Over time i have developed a library of useful (ksh) functions which i use in most of my scripts. I use the ksh's FPATH variable to locate all these functions and use a standard environment-setting-function to always have the same environment in all my scripts.

Here is how i begin scripts:

#!/bin/ksh
# foo.ksh

# main()

if [ -z "$DEVELOP" ] ; then                      # set environment
     . /usr/local/lib/ksh/f_env
else
     . ~/lib/f_env
fi

# ... rest of code ....

$DEVELOP is a variable i set if i want to use a local copy of the function library for testing purposes. "/usr/local/lib/ksh/f_env" looks like this:

if [ -z "$NEVER_USE_THIS_VAR" ] ; then           # recursion protection
    # .... some more settings ...

    if [ -z "$DEVELOP" ] ; then
          typeset -x FPATH="/usr/local/lib/ksh"  # set fnc path for fnc lib
          FPATH="$FPATH:/usr/local/bin"
          FPATH="$FPATH:/usr/local/sbin"
     else
          typeset -x FPATH=~/lib                 # for lib development
     fi

     # ...
     typeset -x NEVER_USE_THIS_VAR="KILROY_WAS_HERE"
fi

This mechanism is quite handy because many functions in the library depend on other functions in the same library and this way all these depencies are solved automatically.

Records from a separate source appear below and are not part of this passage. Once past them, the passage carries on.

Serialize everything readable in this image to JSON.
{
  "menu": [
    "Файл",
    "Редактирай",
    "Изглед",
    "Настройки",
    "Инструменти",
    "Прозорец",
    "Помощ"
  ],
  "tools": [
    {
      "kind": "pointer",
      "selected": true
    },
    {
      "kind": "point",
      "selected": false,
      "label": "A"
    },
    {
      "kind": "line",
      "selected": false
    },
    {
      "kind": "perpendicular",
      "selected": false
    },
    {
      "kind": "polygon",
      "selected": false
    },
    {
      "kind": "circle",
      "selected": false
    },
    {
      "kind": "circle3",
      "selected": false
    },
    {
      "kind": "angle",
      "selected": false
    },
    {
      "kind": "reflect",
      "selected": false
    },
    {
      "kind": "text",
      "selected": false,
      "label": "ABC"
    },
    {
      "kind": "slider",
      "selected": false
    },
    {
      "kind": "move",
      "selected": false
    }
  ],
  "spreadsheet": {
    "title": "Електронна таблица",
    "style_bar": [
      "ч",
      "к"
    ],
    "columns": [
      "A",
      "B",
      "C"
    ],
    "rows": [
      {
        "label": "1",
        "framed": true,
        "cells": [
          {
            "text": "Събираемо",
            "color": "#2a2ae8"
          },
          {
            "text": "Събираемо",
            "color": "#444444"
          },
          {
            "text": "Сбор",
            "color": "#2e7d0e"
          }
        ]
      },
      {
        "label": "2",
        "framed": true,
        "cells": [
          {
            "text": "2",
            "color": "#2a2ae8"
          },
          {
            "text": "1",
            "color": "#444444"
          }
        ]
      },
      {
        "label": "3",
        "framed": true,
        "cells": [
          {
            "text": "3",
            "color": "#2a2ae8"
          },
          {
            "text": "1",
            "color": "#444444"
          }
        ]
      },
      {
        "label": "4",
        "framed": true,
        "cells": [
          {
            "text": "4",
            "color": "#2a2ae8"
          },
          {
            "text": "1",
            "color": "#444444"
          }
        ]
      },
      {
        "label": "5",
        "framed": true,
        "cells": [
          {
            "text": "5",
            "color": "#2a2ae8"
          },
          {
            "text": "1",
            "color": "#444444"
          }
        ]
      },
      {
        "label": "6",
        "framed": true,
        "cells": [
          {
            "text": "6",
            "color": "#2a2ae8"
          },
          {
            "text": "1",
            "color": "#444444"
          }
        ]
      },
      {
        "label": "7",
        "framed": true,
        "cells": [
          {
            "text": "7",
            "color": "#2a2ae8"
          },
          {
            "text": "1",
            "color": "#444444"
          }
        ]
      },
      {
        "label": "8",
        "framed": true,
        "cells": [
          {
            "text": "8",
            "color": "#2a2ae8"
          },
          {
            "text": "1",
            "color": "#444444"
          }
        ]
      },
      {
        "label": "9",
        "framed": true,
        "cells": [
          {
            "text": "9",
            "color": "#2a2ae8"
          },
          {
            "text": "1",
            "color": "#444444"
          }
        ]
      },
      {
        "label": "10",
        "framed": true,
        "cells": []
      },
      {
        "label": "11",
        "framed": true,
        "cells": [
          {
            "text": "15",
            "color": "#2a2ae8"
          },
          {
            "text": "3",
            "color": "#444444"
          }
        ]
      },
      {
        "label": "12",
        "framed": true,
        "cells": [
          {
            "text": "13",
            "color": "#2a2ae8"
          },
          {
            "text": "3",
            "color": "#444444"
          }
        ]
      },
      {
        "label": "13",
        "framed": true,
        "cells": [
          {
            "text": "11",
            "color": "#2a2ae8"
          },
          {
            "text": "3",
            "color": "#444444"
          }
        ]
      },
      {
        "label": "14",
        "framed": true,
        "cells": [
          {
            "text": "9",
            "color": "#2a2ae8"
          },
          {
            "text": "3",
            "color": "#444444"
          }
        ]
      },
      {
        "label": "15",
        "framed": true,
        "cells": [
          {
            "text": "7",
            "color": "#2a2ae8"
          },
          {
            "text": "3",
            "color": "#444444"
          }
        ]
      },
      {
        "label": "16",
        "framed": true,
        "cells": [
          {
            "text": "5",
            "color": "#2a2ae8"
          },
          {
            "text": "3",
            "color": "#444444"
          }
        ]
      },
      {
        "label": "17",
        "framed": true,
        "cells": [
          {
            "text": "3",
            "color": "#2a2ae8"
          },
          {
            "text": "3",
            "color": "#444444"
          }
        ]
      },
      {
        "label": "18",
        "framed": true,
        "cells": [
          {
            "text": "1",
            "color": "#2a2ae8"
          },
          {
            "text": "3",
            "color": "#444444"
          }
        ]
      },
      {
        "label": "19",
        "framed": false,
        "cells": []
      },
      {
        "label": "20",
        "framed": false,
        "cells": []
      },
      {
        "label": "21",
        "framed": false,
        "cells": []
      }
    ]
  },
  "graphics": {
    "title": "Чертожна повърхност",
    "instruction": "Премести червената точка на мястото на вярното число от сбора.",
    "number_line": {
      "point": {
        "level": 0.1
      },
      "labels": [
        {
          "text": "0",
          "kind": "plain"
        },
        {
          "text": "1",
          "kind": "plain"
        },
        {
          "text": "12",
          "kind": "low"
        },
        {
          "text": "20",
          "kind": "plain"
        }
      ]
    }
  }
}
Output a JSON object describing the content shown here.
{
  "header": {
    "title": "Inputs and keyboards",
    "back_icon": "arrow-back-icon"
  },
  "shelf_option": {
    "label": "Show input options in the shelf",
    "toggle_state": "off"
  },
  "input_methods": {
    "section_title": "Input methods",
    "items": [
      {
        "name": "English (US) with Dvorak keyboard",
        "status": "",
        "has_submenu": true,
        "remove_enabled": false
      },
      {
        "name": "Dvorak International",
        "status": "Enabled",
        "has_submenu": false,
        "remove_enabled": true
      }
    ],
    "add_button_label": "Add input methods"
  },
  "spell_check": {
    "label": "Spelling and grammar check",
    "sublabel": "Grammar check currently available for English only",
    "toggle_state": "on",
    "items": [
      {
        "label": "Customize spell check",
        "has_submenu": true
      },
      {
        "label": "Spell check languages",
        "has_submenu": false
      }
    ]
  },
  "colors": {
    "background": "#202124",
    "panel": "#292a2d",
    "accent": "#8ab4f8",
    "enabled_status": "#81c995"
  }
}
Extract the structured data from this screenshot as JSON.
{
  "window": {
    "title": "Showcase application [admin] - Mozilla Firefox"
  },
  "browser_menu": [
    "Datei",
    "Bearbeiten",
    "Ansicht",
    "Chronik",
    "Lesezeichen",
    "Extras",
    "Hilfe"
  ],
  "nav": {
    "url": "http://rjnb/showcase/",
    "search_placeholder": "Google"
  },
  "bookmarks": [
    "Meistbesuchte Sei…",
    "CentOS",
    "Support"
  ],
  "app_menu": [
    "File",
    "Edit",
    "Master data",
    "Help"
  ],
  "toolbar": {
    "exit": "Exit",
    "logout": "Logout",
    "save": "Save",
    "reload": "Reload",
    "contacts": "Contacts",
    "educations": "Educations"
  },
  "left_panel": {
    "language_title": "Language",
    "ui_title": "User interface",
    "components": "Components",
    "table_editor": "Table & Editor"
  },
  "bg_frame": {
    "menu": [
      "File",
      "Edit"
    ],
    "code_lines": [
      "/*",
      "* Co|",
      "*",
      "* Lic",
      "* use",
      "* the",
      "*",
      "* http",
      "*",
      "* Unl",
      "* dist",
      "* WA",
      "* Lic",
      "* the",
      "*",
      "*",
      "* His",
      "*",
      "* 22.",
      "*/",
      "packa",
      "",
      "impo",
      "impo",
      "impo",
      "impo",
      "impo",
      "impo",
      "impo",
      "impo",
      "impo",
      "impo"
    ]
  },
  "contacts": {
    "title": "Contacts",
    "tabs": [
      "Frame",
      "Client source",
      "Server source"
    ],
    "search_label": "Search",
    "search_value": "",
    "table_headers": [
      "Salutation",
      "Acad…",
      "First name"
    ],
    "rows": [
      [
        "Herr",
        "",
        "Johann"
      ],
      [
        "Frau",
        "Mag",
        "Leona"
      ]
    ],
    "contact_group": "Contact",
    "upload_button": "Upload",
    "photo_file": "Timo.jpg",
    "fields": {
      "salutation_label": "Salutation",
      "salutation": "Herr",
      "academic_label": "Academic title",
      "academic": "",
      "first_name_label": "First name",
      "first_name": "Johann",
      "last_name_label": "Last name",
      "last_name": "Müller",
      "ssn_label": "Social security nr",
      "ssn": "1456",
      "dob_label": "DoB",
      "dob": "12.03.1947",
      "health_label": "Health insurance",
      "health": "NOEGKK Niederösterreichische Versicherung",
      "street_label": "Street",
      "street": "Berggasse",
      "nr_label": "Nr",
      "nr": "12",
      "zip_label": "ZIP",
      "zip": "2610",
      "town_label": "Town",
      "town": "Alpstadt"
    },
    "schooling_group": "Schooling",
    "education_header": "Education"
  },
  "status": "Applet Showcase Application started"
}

I would like to make this library compatible with the bash shell (ideally i would be able to use these functions from ksh and bash equally), but bash lacks the FPATH mechanism. I came up with the following solution, but obviously it is quite unsatisfactory and i wonder if there is a better way to achieve my goal:

(within f_env(), after setting the FPATH variable: )

                                                 # simulate FPATH for bash
     if [ -n "$BASH_VERSION" ] ; then
          IFS=:
          for fFPathDir in $FPATH ; do
               for fFFile in $fFPathDir/* ; do
                    if [ $( \
                            sed -n '/^$/d;/^#/!{p;q}' $fFFile |\
                            grep -c '^\(function \)*[^ ][^ ]* ()' \
                          ) -gt 0 ] ; then
                          echo $fFFile
                         . $fFFile
                    fi
               done
          done
     fi

Basically i circle through FPATH, look into every file and if the first non-comment-line begins with "function <some-name> ()" (this is the sed-grep-line) i parse it into the environment. This looks quite clumsy, unreliable and downright ugly, but with my limited knowledge of bash i was not able to find a better solution. Your suggestions are welcome.

bakunin

Try this bash hack to get FPATH:
/usr/share/doc/bash/examples/functions/autoload

Hi.

I have a version of this, and it worked correctly as far as I could tell, but it may have been a later version:

# The first cut of this was by Bill Trost, trost@reed.bitnet.
# The second cut came from Chet Ramey, chet@ins.CWRU.Edu
# The third cut came from Mark Kennedy, mtk@ny.ubs.com.  1998/08/25

cheers, drl

Many thanks, this is an interesting option to explore. I will need some time to evaluate and play around with it, but i will report here my results.